2012 Dhs Memorandum Clarifies When False Claim To Citizenship Triggers

Last Updated

October 24, 2016

Under INA § 212(a)(6)(C)(ii), individuals who make a false claim to citizenship on or after Sept. 30, 1996, for any benefit or purpose under federal or state law are inadmissible. The impact of this ground of inadmissibility has been particularly harsh because no waiver is available. However, what if the person making the false claim mistakenly believed that he or she was a U.S. citizen? Or what if the person making the false claim was a minor under age 18? 

Both questions are addressed in a 2012 memo prepared by the Department of Homeland Security for U.S. Citizenship and Immigration Services Chief Counsel, which was recently obtained through a FOIA request, and circulated to practitioners through the American Immigration Lawyers Association (AILA). The memo, described in more detail below, concludes that an individual is not inadmissible based on false claim to citizenship if: (a) the person believed he or she was a citizen at the time of making the representation; or (b) the person making the representation of citizenship was under age 18 and lacked the mental capacity to make a false claim. In both instances, the individual making the false claim has the burden to establish that she or he is not inadmissible under the circumstances.

On the issue of mistaken belief in U.S. citizenship, the memo notes that the USCIS Adjudicator Field Manual (AFM) at Chapter 40,6.2(c)(2)(B)(i) already takes a position on this issue, concluding that inadmissibility for false claim to citizenship requires knowledge that the misrepresentation is false. The memo concurs in this analysis, reasoning that Congress’ aim in enacting this section was to bar those who intentionally mispresented U.S. citizenship status.  However, because a foreign national has the burden to establish admissibility, the memo confirms that it is up to the individual who made the false claim to establish that he or she believed the claim to be true.

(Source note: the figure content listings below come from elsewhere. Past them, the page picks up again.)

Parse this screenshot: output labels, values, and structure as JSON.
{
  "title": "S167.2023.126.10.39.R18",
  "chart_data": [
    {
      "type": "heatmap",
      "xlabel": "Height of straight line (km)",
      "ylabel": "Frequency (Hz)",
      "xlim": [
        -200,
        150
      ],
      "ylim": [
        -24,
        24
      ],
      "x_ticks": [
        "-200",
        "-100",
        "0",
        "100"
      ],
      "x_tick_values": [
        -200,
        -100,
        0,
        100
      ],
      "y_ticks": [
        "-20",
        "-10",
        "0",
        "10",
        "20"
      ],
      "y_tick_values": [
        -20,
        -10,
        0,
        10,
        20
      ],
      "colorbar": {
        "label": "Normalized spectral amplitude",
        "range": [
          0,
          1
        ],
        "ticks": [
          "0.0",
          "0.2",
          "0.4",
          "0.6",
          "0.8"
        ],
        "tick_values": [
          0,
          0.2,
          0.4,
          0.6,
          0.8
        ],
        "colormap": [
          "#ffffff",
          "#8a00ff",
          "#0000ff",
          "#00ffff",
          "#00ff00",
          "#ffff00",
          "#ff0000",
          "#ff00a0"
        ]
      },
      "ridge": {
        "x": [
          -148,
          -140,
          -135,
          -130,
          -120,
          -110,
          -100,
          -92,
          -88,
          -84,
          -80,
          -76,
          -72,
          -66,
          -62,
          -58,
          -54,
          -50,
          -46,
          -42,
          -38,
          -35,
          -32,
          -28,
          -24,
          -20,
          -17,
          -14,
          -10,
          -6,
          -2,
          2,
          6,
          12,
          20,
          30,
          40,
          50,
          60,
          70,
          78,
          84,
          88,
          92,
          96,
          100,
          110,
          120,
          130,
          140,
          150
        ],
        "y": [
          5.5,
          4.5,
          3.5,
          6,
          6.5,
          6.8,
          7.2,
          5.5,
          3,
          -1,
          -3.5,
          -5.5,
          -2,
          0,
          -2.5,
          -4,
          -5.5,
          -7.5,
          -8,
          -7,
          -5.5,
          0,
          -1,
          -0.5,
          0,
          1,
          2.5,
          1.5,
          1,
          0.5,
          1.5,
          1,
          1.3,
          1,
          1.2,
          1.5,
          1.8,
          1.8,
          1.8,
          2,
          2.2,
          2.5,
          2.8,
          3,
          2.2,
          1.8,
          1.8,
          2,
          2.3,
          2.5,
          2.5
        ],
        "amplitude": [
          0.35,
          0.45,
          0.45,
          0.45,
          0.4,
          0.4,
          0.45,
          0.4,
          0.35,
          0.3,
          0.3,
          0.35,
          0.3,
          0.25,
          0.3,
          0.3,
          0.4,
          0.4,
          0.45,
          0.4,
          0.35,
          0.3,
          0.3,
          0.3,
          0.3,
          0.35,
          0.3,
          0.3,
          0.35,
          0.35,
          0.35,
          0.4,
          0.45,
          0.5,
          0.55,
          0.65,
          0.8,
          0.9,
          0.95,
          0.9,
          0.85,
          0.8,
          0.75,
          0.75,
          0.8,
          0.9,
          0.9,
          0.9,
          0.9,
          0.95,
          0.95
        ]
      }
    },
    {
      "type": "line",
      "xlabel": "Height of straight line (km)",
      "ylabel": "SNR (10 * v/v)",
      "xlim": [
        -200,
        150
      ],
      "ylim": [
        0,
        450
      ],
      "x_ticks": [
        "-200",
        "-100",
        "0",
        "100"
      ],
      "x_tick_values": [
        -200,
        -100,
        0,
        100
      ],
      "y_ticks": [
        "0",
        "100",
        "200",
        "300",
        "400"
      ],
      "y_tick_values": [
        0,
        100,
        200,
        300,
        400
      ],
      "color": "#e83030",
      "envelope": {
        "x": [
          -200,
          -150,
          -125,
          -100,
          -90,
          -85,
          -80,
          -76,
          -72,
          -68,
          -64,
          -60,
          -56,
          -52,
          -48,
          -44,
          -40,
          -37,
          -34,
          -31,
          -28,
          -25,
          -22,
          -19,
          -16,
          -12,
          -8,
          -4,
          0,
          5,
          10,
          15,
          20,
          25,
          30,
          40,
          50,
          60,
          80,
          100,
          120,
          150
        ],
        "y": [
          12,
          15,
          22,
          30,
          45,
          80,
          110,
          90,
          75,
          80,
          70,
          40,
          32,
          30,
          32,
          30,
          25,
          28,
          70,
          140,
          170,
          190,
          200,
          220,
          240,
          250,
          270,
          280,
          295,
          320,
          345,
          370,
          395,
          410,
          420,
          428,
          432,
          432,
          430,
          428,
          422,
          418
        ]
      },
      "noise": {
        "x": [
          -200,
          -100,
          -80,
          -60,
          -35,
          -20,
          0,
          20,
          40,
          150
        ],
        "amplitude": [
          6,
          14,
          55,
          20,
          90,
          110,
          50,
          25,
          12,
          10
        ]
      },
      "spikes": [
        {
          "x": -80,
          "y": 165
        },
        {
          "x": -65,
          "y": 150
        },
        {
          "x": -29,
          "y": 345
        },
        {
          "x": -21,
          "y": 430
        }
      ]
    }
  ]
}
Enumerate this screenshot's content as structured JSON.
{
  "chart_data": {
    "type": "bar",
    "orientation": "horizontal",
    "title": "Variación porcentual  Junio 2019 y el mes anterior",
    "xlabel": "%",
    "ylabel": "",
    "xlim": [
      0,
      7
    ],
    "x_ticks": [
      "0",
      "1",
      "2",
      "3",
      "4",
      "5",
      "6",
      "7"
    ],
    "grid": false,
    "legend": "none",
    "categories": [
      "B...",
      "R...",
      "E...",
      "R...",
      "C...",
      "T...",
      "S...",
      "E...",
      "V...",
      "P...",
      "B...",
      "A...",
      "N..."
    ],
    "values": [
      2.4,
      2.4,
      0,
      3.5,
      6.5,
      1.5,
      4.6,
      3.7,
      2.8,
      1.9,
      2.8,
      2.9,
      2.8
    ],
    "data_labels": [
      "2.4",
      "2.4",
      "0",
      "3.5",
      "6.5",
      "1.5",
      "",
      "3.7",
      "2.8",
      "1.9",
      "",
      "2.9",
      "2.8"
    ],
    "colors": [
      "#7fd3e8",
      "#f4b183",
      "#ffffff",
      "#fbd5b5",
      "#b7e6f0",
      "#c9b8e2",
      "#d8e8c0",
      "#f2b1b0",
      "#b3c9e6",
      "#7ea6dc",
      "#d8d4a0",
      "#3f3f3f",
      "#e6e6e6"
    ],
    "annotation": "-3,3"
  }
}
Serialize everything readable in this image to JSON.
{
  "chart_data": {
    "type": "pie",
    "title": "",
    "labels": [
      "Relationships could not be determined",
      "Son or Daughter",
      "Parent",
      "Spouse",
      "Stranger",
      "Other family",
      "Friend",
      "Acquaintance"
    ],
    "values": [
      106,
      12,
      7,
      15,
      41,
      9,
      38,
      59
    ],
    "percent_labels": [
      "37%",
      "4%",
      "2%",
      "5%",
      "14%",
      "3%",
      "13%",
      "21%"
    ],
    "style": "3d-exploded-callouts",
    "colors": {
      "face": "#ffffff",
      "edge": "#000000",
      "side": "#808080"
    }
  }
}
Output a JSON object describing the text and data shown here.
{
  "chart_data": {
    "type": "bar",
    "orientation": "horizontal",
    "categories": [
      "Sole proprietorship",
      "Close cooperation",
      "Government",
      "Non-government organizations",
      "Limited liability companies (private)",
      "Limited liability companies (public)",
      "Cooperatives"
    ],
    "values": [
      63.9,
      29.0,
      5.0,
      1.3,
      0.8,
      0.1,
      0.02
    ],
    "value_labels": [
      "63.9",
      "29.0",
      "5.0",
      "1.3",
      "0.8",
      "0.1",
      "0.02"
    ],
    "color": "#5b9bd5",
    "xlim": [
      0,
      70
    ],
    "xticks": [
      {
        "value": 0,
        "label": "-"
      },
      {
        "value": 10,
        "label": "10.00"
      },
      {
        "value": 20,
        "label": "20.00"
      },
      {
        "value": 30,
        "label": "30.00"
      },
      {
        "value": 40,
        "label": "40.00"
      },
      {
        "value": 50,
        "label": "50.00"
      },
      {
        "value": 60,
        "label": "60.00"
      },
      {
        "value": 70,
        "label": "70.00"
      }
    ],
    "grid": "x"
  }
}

Regarding false claims by minors, the memo reasons that inadmissibility does not extend to claims by those who “because of age or cognitive impairment lack the legal capacity to appreciate the nature and consequences of a false claim to citizenship.” In the view of DHS, this potential protection against inadmissibility for a false claim extends to age 18 and is not absolute. To defeat a finding of inadmissibility, the minor has the burden of establishing the lack of maturity and judgment to appreciate the nature and consequences of the false claim.

The DHS memo discussion on false claims made by minors under age 18 is particularly welcomed because this issue is not otherwise discussed in the AFM, the USCIS Policy Manual or the Board of Immigration Appeals precedent decisions. Letters sent to Senator Harry Reid in 2013 by the Department of State (DOS) and by DHS reference this policy, but the underlying DHS memo setting forth this analysis was not released and made available to practitioners until now.

Note that DOS has revised the Foreign Affairs Manual at 9 FAM 302.9-5(B)(1) to incorporate the DHS policies discussed in the memo.